Respiramos el frescor de la naturaleza en una oscura y agradable noche, al son de atractivas melodías que potencian el optimismo. En estos momentos parece que el tiempo se detiene, que una cámara nos inmortaliza y somos los protagonistas de una fotografía. Parece que paramos con el mando a distancia la escena de una película, que reelemos mil y una veces la página de un libro, que contemplamos con entusiasmo la eterna belleza de un cuadro. Y en ello consiste la vida, en esos efímeros pero interminables momentos, capaces de llenar un cajón sin fondo repleto de fantásticos recuerdos. Una vez más, CARPE DIEM.
Era un momento que pervevirá en la memoria, paseando por un inacabable sendero y rodeado de varios edificios y espacios naturales, los cuales inmortalizó en varias fotografías. Lo único que quería era observar aquel lugar en el que había transcurrido toda su vida, donde había crecido, jugado, aprendido, ganado y perdido. Quería observar el lugar, sus rincones más escondidos, sus paredes, su suelo y su cielo. No quería distraerse en otras cosas, con solo mirar a su alrededor era suficiente. Suficiente para que varias lágrimas se deslizaran con delicadeza por sus sonrosadas mejillas, como si una inmutable nube no dejara de adornar el suelo con pequeñas e inacabables gotas de fría lluvia. Ya nunca volveremos allí, al lugar en el que hemos estado viviendo catorce años. Ya no nos toca estar allí, llegó la hora de marcharse, aunque las marchas solo son marchas en sentido físico, porque hay rincones del mundo de los que nuestro espíritu nunca se marchará. Nunca.

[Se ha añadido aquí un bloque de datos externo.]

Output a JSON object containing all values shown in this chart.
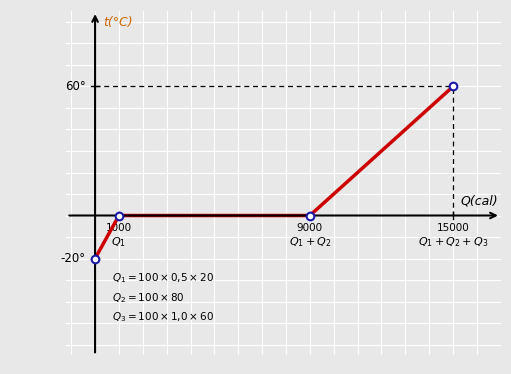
{
  "points_x": [
    0,
    1000,
    9000,
    15000
  ],
  "points_y": [
    -20,
    0,
    0,
    60
  ],
  "x_ticks": [
    1000,
    9000,
    15000
  ],
  "xlim": [
    -1200,
    17000
  ],
  "ylim": [
    -65,
    95
  ],
  "xlabel": "Q(cal)",
  "ylabel": "t(°C)",
  "line_color": "#cc0000",
  "point_color": "#1a1aaa",
  "dashed_color": "#000000",
  "bg_color": "#e8e8e8",
  "grid_color": "#ffffff",
  "formula1": "$Q_1 = 100 \\times 0{,}5 \\times 20$",
  "formula2": "$Q_2 = 100 \\times 80$",
  "formula3": "$Q_3 = 100 \\times 1{,}0 \\times 60$",
  "label_Q1": "$Q_1$",
  "label_Q1Q2": "$Q_1+Q_2$",
  "label_Q1Q2Q3": "$Q_1+Q_2+Q_3$",
  "tick_60_label": "60°",
  "tick_m20_label": "-20°",
  "x_tick_labels": [
    "1000",
    "9000",
    "15000"
  ],
  "label_color": "#000000",
  "axis_color": "#000000"
}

Después de un merecido descanso, la soledad vuelve a acompañar a nuestro humilde amigo, comenzando una nueva pero parecida ruta por diferentes pero a la vez similares senderos. Comenzamos caminando por callejuelas vacías, recovecos en los que el número de personas presentes se cuenta con los dedos de una mano. Hace calor, algo impropio de diciembre, y la noche ya le ha ganado la batalla al día, pudiendo distinguir cada rincón gracias a la iluminación de las farolas y las luces de Navidad. Seguimos, nos acercamos a la inmensidad del mar, un océano infinito que solo se distingue del cielo gracias a los pocos edificios que observamos en las esquinas de nuestra panorámica, edificios que sirven de separación entre ambos mundos. Porque en la noche el cielo y mar son dos en uno.

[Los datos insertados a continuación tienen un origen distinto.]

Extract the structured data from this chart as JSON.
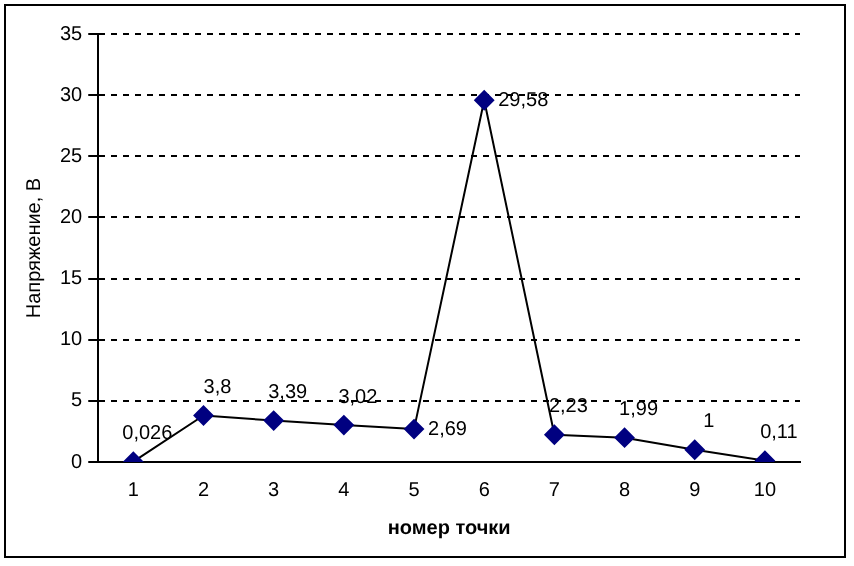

Sí, la lata de Coca-Cola ya está aplastada; era la única amiga que nos acompañaba a mí y a mi soledad. Ahora vigila desde el paseo marítimo la infinidad del mar, el ruido de las olas y el brillo de la iluminación urbana sobre su agua cristalina. Continuamos el camino, recorriendo kilómetros en busca de una paz serena y equilibrada, sin atisbo de ruido, sin prisas, sin agobios. Vamos buscando tranquilidad, relajación, plenitud, estabilidad espiritual entre cuerpo y alma. Vamos buscando la vida.

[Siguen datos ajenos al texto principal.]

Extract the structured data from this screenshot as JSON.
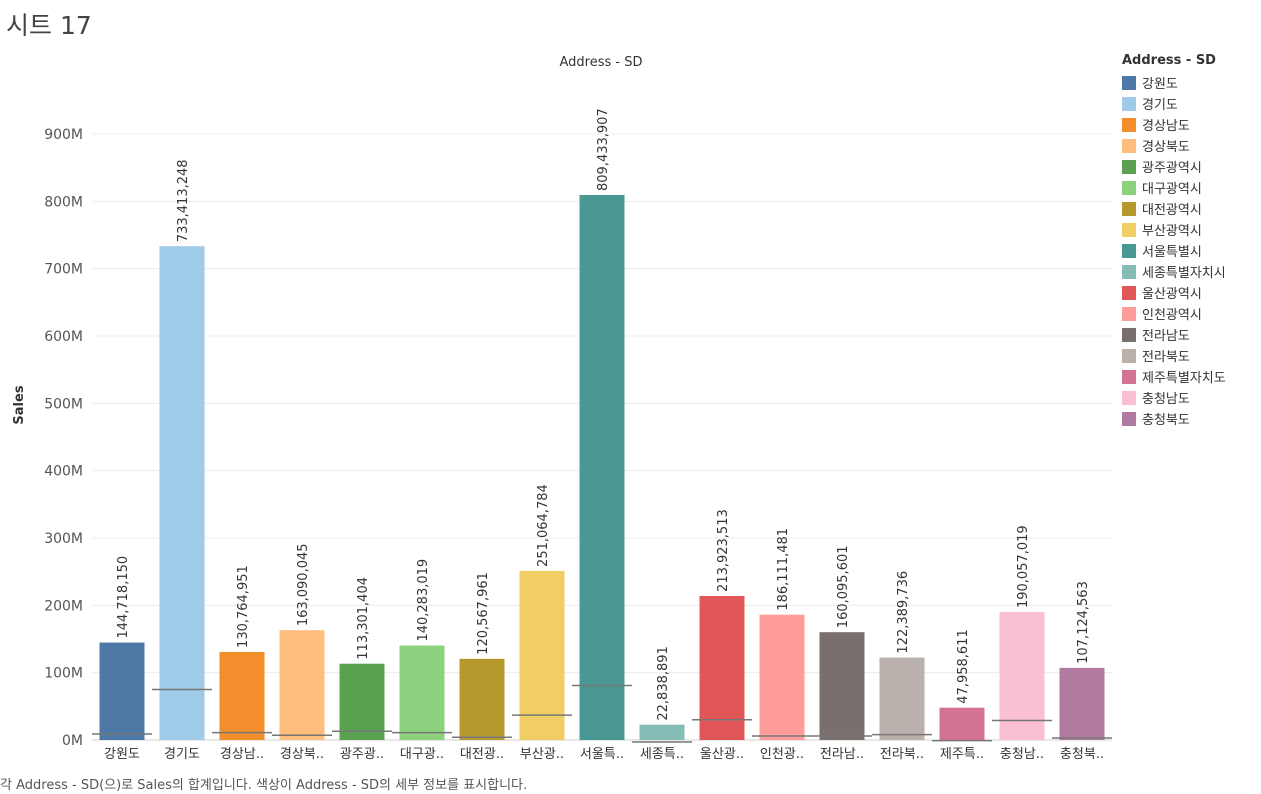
{
  "sheet": {
    "title": "시트 17"
  },
  "caption": "각 Address - SD(으)로 Sales의 합계입니다. 색상이 Address - SD의 세부 정보를 표시합니다.",
  "legend": {
    "title": "Address - SD"
  },
  "chart_data": {
    "type": "bar",
    "title": "Address - SD",
    "xlabel": "",
    "ylabel": "Sales",
    "ylim": [
      0,
      900000000
    ],
    "yticks": [
      0,
      100000000,
      200000000,
      300000000,
      400000000,
      500000000,
      600000000,
      700000000,
      800000000,
      900000000
    ],
    "ytick_labels": [
      "0M",
      "100M",
      "200M",
      "300M",
      "400M",
      "500M",
      "600M",
      "700M",
      "800M",
      "900M"
    ],
    "grid": true,
    "legend_position": "right",
    "categories": [
      "강원도",
      "경기도",
      "경상남도",
      "경상북도",
      "광주광역시",
      "대구광역시",
      "대전광역시",
      "부산광역시",
      "서울특별시",
      "세종특별자치시",
      "울산광역시",
      "인천광역시",
      "전라남도",
      "전라북도",
      "제주특별자치도",
      "충청남도",
      "충청북도"
    ],
    "tick_labels": [
      "강원도",
      "경기도",
      "경상남..",
      "경상북..",
      "광주광..",
      "대구광..",
      "대전광..",
      "부산광..",
      "서울특..",
      "세종특..",
      "울산광..",
      "인천광..",
      "전라남..",
      "전라북..",
      "제주특..",
      "충청남..",
      "충청북.."
    ],
    "values": [
      144718150,
      733413248,
      130764951,
      163090045,
      113301404,
      140283019,
      120567961,
      251064784,
      809433907,
      22838891,
      213923513,
      186111481,
      160095601,
      122389736,
      47958611,
      190057019,
      107124563
    ],
    "value_labels": [
      "144,718,150",
      "733,413,248",
      "130,764,951",
      "163,090,045",
      "113,301,404",
      "140,283,019",
      "120,567,961",
      "251,064,784",
      "809,433,907",
      "22,838,891",
      "213,923,513",
      "186,111,481",
      "160,095,601",
      "122,389,736",
      "47,958,611",
      "190,057,019",
      "107,124,563"
    ],
    "reference_lines": [
      9000000,
      75000000,
      11000000,
      7000000,
      13000000,
      11000000,
      4000000,
      37000000,
      81000000,
      -3000000,
      30000000,
      6000000,
      6000000,
      8000000,
      -1000000,
      29000000,
      3000000
    ],
    "colors": [
      "#4e79a7",
      "#a0cbe8",
      "#f28e2b",
      "#ffbe7d",
      "#59a14f",
      "#8cd17d",
      "#b6992d",
      "#f1ce63",
      "#499894",
      "#86bcb6",
      "#e15759",
      "#ff9d9a",
      "#79706e",
      "#bab0ac",
      "#d37295",
      "#fabfd2",
      "#b07aa1"
    ]
  }
}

Respiramos el frescor de la naturaleza en una oscura y agradable noche, al son de atractivas melodías que potencian el optimismo. En estos momentos parece que el tiempo se detiene, que una cámara nos inmortaliza y somos los protagonistas de una fotografía. Parece que paramos con el mando a distancia la escena de una película, que reelemos mil y una veces la página de un libro, que contemplamos con entusiasmo la eterna belleza de un cuadro. Y en ello consiste la vida, en esos efímeros pero interminables momentos, capaces de llenar un cajón sin fondo repleto de fantásticos recuerdos. Una vez más, CARPE DIEM.